In her to start with conference with Zendaya, she realized the star stored all her late grandfather’s clothing in memory of him, in accordance to the ebook.

In curating Rue's style, Bivens created a

“We talked about how a garment that came from Rue’s (late) father could be like a stability blanket for her,” Bivens wrote. This discussion led to what viewers know as Rue’s burgundy hoodie, which she wears in scenes through each seasons — while the detail that it had belonged to her father isn’t uncovered right up until the time just one finale.

The lavender REI prolonged-sleeve top rated worn by Jules (underneath a crushed velvet Eckhaus Latta tank) in a scene from the show’s 3rd episode, in the meantime, is one Schafer herself introduced or wore to one of her 1st fittings. Schafer, a trans woman, also brought the Gogo Graham gown Jules wears in the time two finale to a fitting — Bivens chose to use it, she wrote, to emphasize the perform of a trans designer.

Bivens has not nevertheless read through the scripts for period 3, which she said will premiere in 2024. But she informed CNN she hopes to be getting on a a lot more substantial inventive part in the show’s progress shifting ahead, and has pitched herself turning into a coproducer.

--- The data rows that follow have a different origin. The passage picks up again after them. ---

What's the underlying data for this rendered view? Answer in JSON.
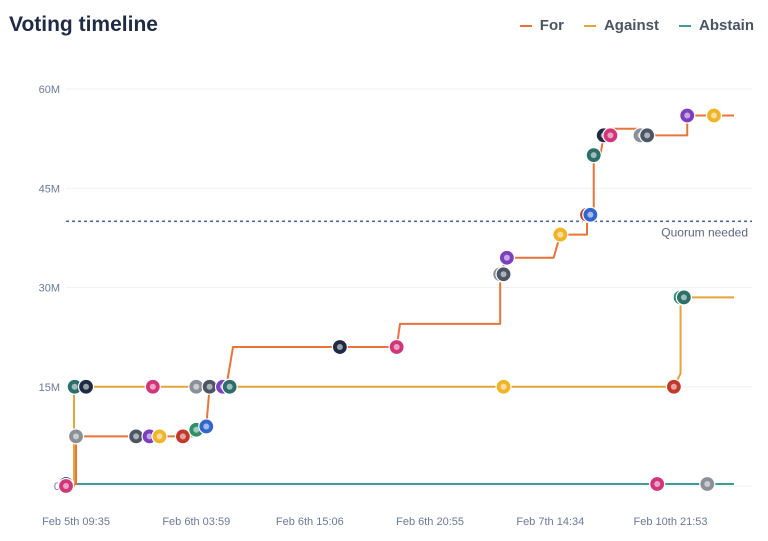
{
  "title": "Voting timeline",
  "legend": {
    "for_label": "For",
    "against_label": "Against",
    "abstain_label": "Abstain"
  },
  "colors": {
    "for": "#e8743b",
    "against": "#e3a43a",
    "abstain": "#3a9d96",
    "quorum": "#4d6aa8",
    "grid": "#eef0f4"
  },
  "chart_data": {
    "type": "line",
    "title": "Voting timeline",
    "xlabel": "",
    "ylabel": "",
    "x_tick_labels": [
      "Feb 5th 09:35",
      "Feb 6th 03:59",
      "Feb 6th 15:06",
      "Feb 6th 20:55",
      "Feb 7th 14:34",
      "Feb 10th 21:53"
    ],
    "x_range": [
      0,
      100
    ],
    "x_tick_positions": [
      1.5,
      19.5,
      36.5,
      54.5,
      72.5,
      90.5
    ],
    "y_tick_labels": [
      "0",
      "15M",
      "30M",
      "45M",
      "60M"
    ],
    "y_tick_values": [
      0,
      15,
      30,
      45,
      60
    ],
    "ylim": [
      0,
      60
    ],
    "y_unit": "M",
    "quorum": {
      "label": "Quorum needed",
      "value": 40
    },
    "series": [
      {
        "name": "For",
        "step_points": [
          [
            0,
            0
          ],
          [
            1.5,
            0.3
          ],
          [
            1.5,
            7.5
          ],
          [
            10.5,
            7.5
          ],
          [
            19,
            7.5
          ],
          [
            19.5,
            8.5
          ],
          [
            21,
            9.0
          ],
          [
            21.5,
            15
          ],
          [
            24,
            15
          ],
          [
            25,
            21
          ],
          [
            40,
            21
          ],
          [
            49.5,
            21
          ],
          [
            50,
            24.5
          ],
          [
            65,
            24.5
          ],
          [
            65,
            32
          ],
          [
            66,
            34.5
          ],
          [
            73,
            34.5
          ],
          [
            74,
            38
          ],
          [
            78,
            38
          ],
          [
            78,
            41
          ],
          [
            79,
            41
          ],
          [
            79,
            50
          ],
          [
            80,
            50
          ],
          [
            80.5,
            53
          ],
          [
            81.5,
            53
          ],
          [
            82,
            54
          ],
          [
            86,
            54
          ],
          [
            86,
            53
          ],
          [
            93,
            53
          ],
          [
            93,
            56
          ],
          [
            100,
            56
          ]
        ],
        "marker_x": [
          0,
          1.5,
          10.5,
          12.5,
          14,
          17.5,
          19.5,
          21,
          24.5,
          41,
          49.5,
          65,
          65.5,
          66,
          74,
          78,
          78.5,
          78.5,
          79,
          80.5,
          81.5,
          86,
          87,
          93,
          97
        ]
      },
      {
        "name": "Against",
        "step_points": [
          [
            0,
            0
          ],
          [
            1.2,
            0
          ],
          [
            1.2,
            15
          ],
          [
            30,
            15
          ],
          [
            66,
            15
          ],
          [
            91,
            15
          ],
          [
            92,
            17
          ],
          [
            92,
            28.5
          ],
          [
            100,
            28.5
          ]
        ],
        "marker_x": [
          1.3,
          3,
          13,
          19.5,
          21.5,
          23.5,
          65.5,
          91,
          92,
          92.5,
          92.5
        ]
      },
      {
        "name": "Abstain",
        "step_points": [
          [
            0,
            0.3
          ],
          [
            40,
            0.3
          ],
          [
            100,
            0.3
          ]
        ],
        "marker_x": [
          0,
          0,
          88.5,
          96
        ]
      }
    ]
  }
}
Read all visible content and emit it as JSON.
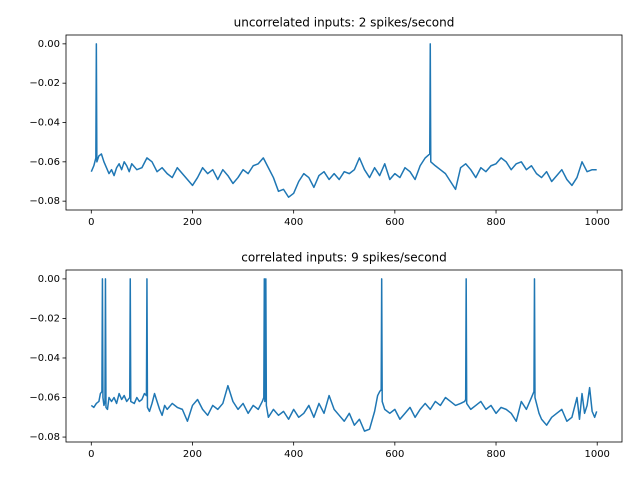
{
  "chart_data": [
    {
      "type": "line",
      "title": "uncorrelated inputs: 2 spikes/second",
      "x": [
        0,
        5,
        9,
        10,
        11,
        15,
        20,
        25,
        30,
        35,
        40,
        45,
        50,
        55,
        60,
        65,
        70,
        75,
        80,
        90,
        100,
        110,
        120,
        130,
        140,
        150,
        160,
        170,
        180,
        190,
        200,
        210,
        220,
        230,
        240,
        250,
        260,
        270,
        280,
        290,
        300,
        310,
        320,
        330,
        340,
        350,
        360,
        370,
        380,
        390,
        400,
        410,
        420,
        430,
        440,
        450,
        460,
        470,
        480,
        490,
        500,
        510,
        520,
        530,
        540,
        550,
        560,
        570,
        580,
        590,
        600,
        610,
        620,
        630,
        640,
        650,
        660,
        669,
        670,
        671,
        680,
        690,
        700,
        710,
        720,
        730,
        740,
        750,
        760,
        770,
        780,
        790,
        800,
        810,
        820,
        830,
        840,
        850,
        860,
        870,
        880,
        890,
        900,
        910,
        920,
        930,
        940,
        950,
        960,
        970,
        980,
        990,
        999
      ],
      "series": [
        {
          "color": "#1f77b4",
          "values": [
            -0.065,
            -0.062,
            -0.058,
            0.0,
            -0.06,
            -0.057,
            -0.056,
            -0.06,
            -0.063,
            -0.066,
            -0.064,
            -0.067,
            -0.063,
            -0.061,
            -0.064,
            -0.06,
            -0.062,
            -0.065,
            -0.061,
            -0.064,
            -0.063,
            -0.058,
            -0.06,
            -0.065,
            -0.063,
            -0.066,
            -0.068,
            -0.063,
            -0.066,
            -0.069,
            -0.072,
            -0.068,
            -0.063,
            -0.066,
            -0.064,
            -0.069,
            -0.064,
            -0.067,
            -0.071,
            -0.068,
            -0.064,
            -0.066,
            -0.062,
            -0.061,
            -0.058,
            -0.063,
            -0.068,
            -0.075,
            -0.074,
            -0.078,
            -0.076,
            -0.07,
            -0.066,
            -0.068,
            -0.073,
            -0.067,
            -0.065,
            -0.069,
            -0.066,
            -0.069,
            -0.065,
            -0.066,
            -0.064,
            -0.058,
            -0.064,
            -0.068,
            -0.063,
            -0.067,
            -0.061,
            -0.069,
            -0.066,
            -0.068,
            -0.063,
            -0.065,
            -0.069,
            -0.062,
            -0.058,
            -0.056,
            0.0,
            -0.06,
            -0.062,
            -0.064,
            -0.066,
            -0.07,
            -0.074,
            -0.063,
            -0.061,
            -0.064,
            -0.068,
            -0.063,
            -0.065,
            -0.062,
            -0.061,
            -0.058,
            -0.06,
            -0.064,
            -0.061,
            -0.06,
            -0.064,
            -0.062,
            -0.066,
            -0.068,
            -0.065,
            -0.07,
            -0.067,
            -0.064,
            -0.069,
            -0.072,
            -0.068,
            -0.06,
            -0.065,
            -0.064,
            -0.064
          ]
        }
      ],
      "xlim": [
        -50,
        1049
      ],
      "xticks": [
        0,
        200,
        400,
        600,
        800,
        1000
      ],
      "ylim": [
        -0.0845,
        0.0045
      ],
      "yticks": [
        {
          "value": 0,
          "label": "0.00"
        },
        {
          "value": -0.02,
          "label": "−0.02"
        },
        {
          "value": -0.04,
          "label": "−0.04"
        },
        {
          "value": -0.06,
          "label": "−0.06"
        },
        {
          "value": -0.08,
          "label": "−0.08"
        }
      ]
    },
    {
      "type": "line",
      "title": "correlated inputs: 9 spikes/second",
      "x": [
        0,
        5,
        10,
        15,
        18,
        21,
        22,
        23,
        25,
        27,
        28,
        29,
        32,
        35,
        40,
        45,
        50,
        55,
        60,
        65,
        70,
        76,
        77,
        78,
        85,
        90,
        95,
        100,
        105,
        109,
        110,
        111,
        115,
        120,
        125,
        130,
        135,
        140,
        145,
        150,
        160,
        170,
        180,
        190,
        200,
        210,
        220,
        230,
        240,
        250,
        260,
        270,
        280,
        290,
        300,
        310,
        320,
        330,
        338,
        341,
        342,
        343,
        344,
        345,
        346,
        350,
        360,
        370,
        380,
        390,
        400,
        410,
        420,
        430,
        440,
        450,
        460,
        470,
        480,
        490,
        500,
        510,
        520,
        530,
        540,
        550,
        560,
        566,
        570,
        573,
        574,
        575,
        580,
        590,
        600,
        610,
        620,
        630,
        640,
        650,
        660,
        670,
        680,
        690,
        700,
        710,
        720,
        730,
        738,
        740,
        741,
        742,
        750,
        760,
        770,
        780,
        790,
        800,
        810,
        820,
        830,
        840,
        850,
        860,
        870,
        875,
        876,
        877,
        885,
        890,
        900,
        910,
        920,
        930,
        940,
        950,
        960,
        965,
        970,
        975,
        980,
        985,
        990,
        995,
        999
      ],
      "series": [
        {
          "color": "#1f77b4",
          "values": [
            -0.064,
            -0.065,
            -0.063,
            -0.062,
            -0.058,
            -0.057,
            0.0,
            -0.06,
            -0.064,
            -0.062,
            0.0,
            -0.065,
            -0.066,
            -0.06,
            -0.062,
            -0.06,
            -0.063,
            -0.058,
            -0.061,
            -0.059,
            -0.062,
            -0.06,
            0.0,
            -0.062,
            -0.063,
            -0.06,
            -0.062,
            -0.061,
            -0.058,
            -0.059,
            0.0,
            -0.065,
            -0.067,
            -0.063,
            -0.058,
            -0.062,
            -0.066,
            -0.069,
            -0.064,
            -0.066,
            -0.063,
            -0.065,
            -0.066,
            -0.072,
            -0.064,
            -0.061,
            -0.066,
            -0.069,
            -0.064,
            -0.066,
            -0.063,
            -0.054,
            -0.062,
            -0.066,
            -0.063,
            -0.068,
            -0.064,
            -0.066,
            -0.062,
            -0.06,
            0.0,
            -0.062,
            -0.061,
            0.0,
            -0.064,
            -0.07,
            -0.066,
            -0.069,
            -0.067,
            -0.071,
            -0.066,
            -0.07,
            -0.068,
            -0.064,
            -0.07,
            -0.063,
            -0.068,
            -0.059,
            -0.066,
            -0.069,
            -0.072,
            -0.068,
            -0.074,
            -0.071,
            -0.077,
            -0.076,
            -0.067,
            -0.059,
            -0.057,
            -0.056,
            0.0,
            -0.062,
            -0.066,
            -0.068,
            -0.066,
            -0.071,
            -0.068,
            -0.065,
            -0.07,
            -0.066,
            -0.063,
            -0.066,
            -0.062,
            -0.064,
            -0.06,
            -0.062,
            -0.064,
            -0.063,
            -0.062,
            -0.061,
            0.0,
            -0.063,
            -0.066,
            -0.064,
            -0.062,
            -0.066,
            -0.064,
            -0.068,
            -0.065,
            -0.066,
            -0.068,
            -0.072,
            -0.062,
            -0.066,
            -0.06,
            -0.057,
            0.0,
            -0.06,
            -0.068,
            -0.071,
            -0.074,
            -0.07,
            -0.068,
            -0.066,
            -0.072,
            -0.07,
            -0.06,
            -0.071,
            -0.058,
            -0.068,
            -0.064,
            -0.055,
            -0.067,
            -0.07,
            -0.067
          ]
        }
      ],
      "xlim": [
        -50,
        1049
      ],
      "xticks": [
        0,
        200,
        400,
        600,
        800,
        1000
      ],
      "ylim": [
        -0.0825,
        0.0045
      ],
      "yticks": [
        {
          "value": 0,
          "label": "0.00"
        },
        {
          "value": -0.02,
          "label": "−0.02"
        },
        {
          "value": -0.04,
          "label": "−0.04"
        },
        {
          "value": -0.06,
          "label": "−0.06"
        },
        {
          "value": -0.08,
          "label": "−0.08"
        }
      ]
    }
  ]
}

“I have other aspirations beyond just the costumes. I’d like to direct,” Bivens said. “I’d actually love to be ready to nonetheless be actively involved with the present but uncover a new way forward so that I’m equipped to delegate extra.”

She has been told there will be about a 5-12 months time jump among the next and third seasons — with the caveat that creator Levinson is “always strengthening on his thoughts.”

“It’s quite important to Sam that we really don’t repeat ourselves,” Bivens explained. “My hope is that the viewers will be fired up to find out a thing new in obtaining out exactly where the people are now and how their type has developed and altered. Which is heading to be pleasurable for me to figure out.”

“Euphoria Fashion” by Heidi Bivens is offered now.